Day 259 – Is there a problem with pleasure?
“Everything is permissible.”
1 Corinthians 6:12
I once had a friend quote this from the Bible as a means to explaining that they could do anything they wish to their good pleasure, disposition, and wanting.
They didn’t finish the sentence, let alone the verse or context of the words which explain:
“Everything is permissible for me–but not everything is beneficial. Everything is permissible for me–but I will not be mastered by anything.”
1 Corinthians 6:12
In recent years, I’ve wondered if there is a problem with ‘pleasure.’
The question of pain, hurt, suffering, and loss has been a consistent query in theology and philosophy for all time.
The question is often phrased simply as: why suffering? OR discussed under the title: The problem with pain and suffering.
The answers that have emerged often fail to satisfy people’s perceptions, but the central answer I’ve discovered is that we’re in a fallen, broken, cursed world with fallen, broken, cursed people.
We have inherent issues of selfishness, pride, ego, and fear that create pain and suffering.
Due to this ‘default’ setting of brokenness, to understand the greater spiritual truths of this world, the more profound issues of the soul, and the great mysteries of the human condition, God utilises the unpleasant byproduct of pain and suffering to bring us to increasing understanding of faith.
The more we learn and digest faith, the more we can see victory over pain and suffering, or a more sound handling of the ordeal.
One of the most popular debates about Christian theology reads like this:
If the Judeo-Christian God is indeed loving and good, why is there suffering in this world?
There is an abundance of books about this subject.
Throughout my reading list last year (2019), I purposely delved into this issue to aid my development toward a mind of clarity, cleanliness, and soundness.
I questioned my own personal circumstances where I’d faced ‘unfair’ situations; moments where I’d given my best efforts toward an anticipated outcome and subsequently, entertained failure.
But in coming to a greater understanding with my own pain and suffering–whether in childhood or currently–the books led me to a new query; the problem with pleasure.
I’d read how pain and suffering really served as a POWERFUL transformer to create the epitome of good within a person.
But I’d also realised how much pleasure obstructs this transformation.
Simply put, we don’t learn or grow from temporary hits of pleasure.
When we’re in the gym, it’s the excessive force of duress that allows our muscles to develop or shed fat.
The same methodology applies to the soul of a person.
We don’t want the pain.
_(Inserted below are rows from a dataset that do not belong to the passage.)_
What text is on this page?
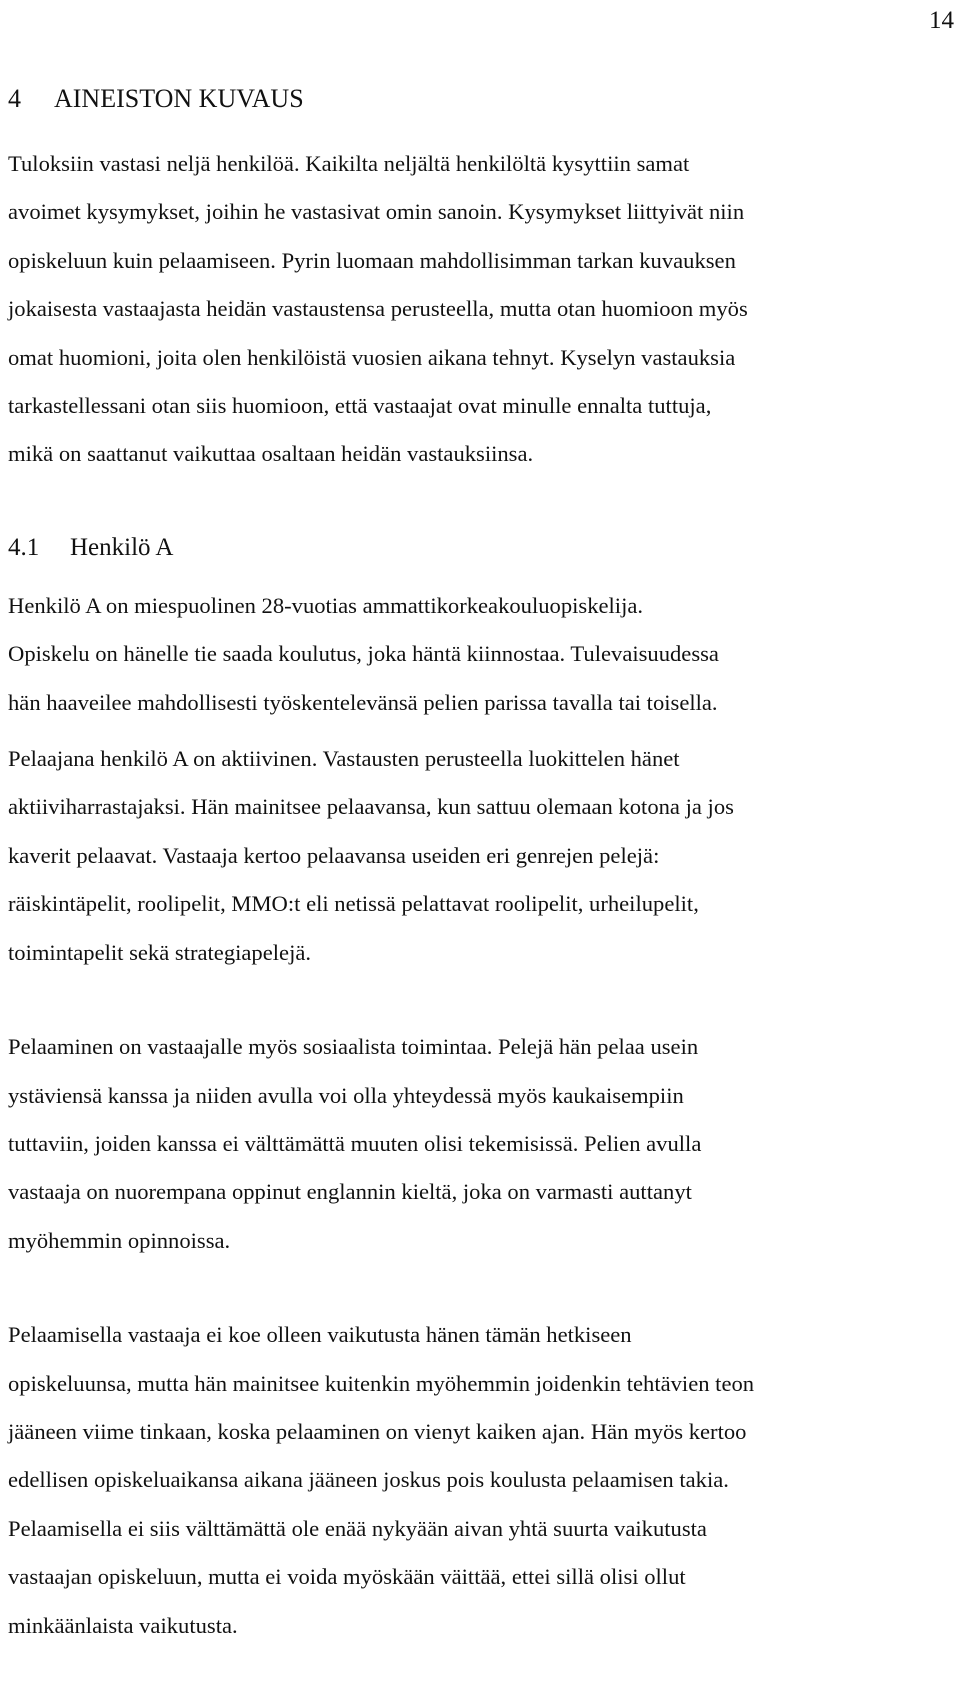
14
4 AINEISTON KUVAUS

Tuloksiin vastasi neljä henkilöä. Kaikilta neljältä henkilöltä kysyttiin samat

avoimet kysymykset, joihin he vastasivat omin sanoin. Kysymykset liittyivät niin

opiskeluun kuin pelaamiseen. Pyrin luomaan mahdollisimman tarkan kuvauksen

jokaisesta vastaajasta heidän vastaustensa perusteella, mutta otan huomioon myös

omat huomioni, joita olen henkilöistä vuosien aikana tehnyt. Kyselyn vastauksia

tarkastellessani otan siis huomioon, että vastaajat ovat minulle ennalta tuttuja,

mikä on saattanut vaikuttaa osaltaan heidän vastauksiinsa.

4.1 Henkilö A

Henkilö A on miespuolinen 28-vuotias ammattikorkeakouluopiskelija.

Opiskelu on hänelle tie saada koulutus, joka häntä kiinnostaa. Tulevaisuudessa

hän haaveilee mahdollisesti työskentelevänsä pelien parissa tavalla tai toisella.

Pelaajana henkilö A on aktiivinen. Vastausten perusteella luokittelen hänet

aktiiviharrastajaksi. Hän mainitsee pelaavansa, kun sattuu olemaan kotona ja jos

kaverit pelaavat. Vastaaja kertoo pelaavansa useiden eri genrejen pelejä:

räiskintäpelit, roolipelit, MMO:t eli netissä pelattavat roolipelit, urheilupelit,

toimintapelit sekä strategiapelejä.

Pelaaminen on vastaajalle myös sosiaalista toimintaa. Pelejä hän pelaa usein

ystäviensä kanssa ja niiden avulla voi olla yhteydessä myös kaukaisempiin

tuttaviin, joiden kanssa ei välttämättä muuten olisi tekemisissä. Pelien avulla

vastaaja on nuorempana oppinut englannin kieltä, joka on varmasti auttanyt

myöhemmin opinnoissa.

Pelaamisella vastaaja ei koe olleen vaikutusta hänen tämän hetkiseen

opiskeluunsa, mutta hän mainitsee kuitenkin myöhemmin joidenkin tehtävien teon

jääneen viime tinkaan, koska pelaaminen on vienyt kaiken ajan. Hän myös kertoo

edellisen opiskeluaikansa aikana jääneen joskus pois koulusta pelaamisen takia.

Pelaamisella ei siis välttämättä ole enää nykyään aivan yhtä suurta vaikutusta

vastaajan opiskeluun, mutta ei voida myöskään väittää, ettei sillä olisi ollut

minkäänlaista vaikutusta.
We don’t ask for it. But it comes and in dealing with it correctly, we grow to greater levels of selflessness and faith than ever before.
Of course, pain and suffering can take a person in another direction where their heart hardens and they decide to live by survival, logic, rationale, physical evidence, love of money, and/or chance.
But I ask you, is there a problem with pleasure in our world today?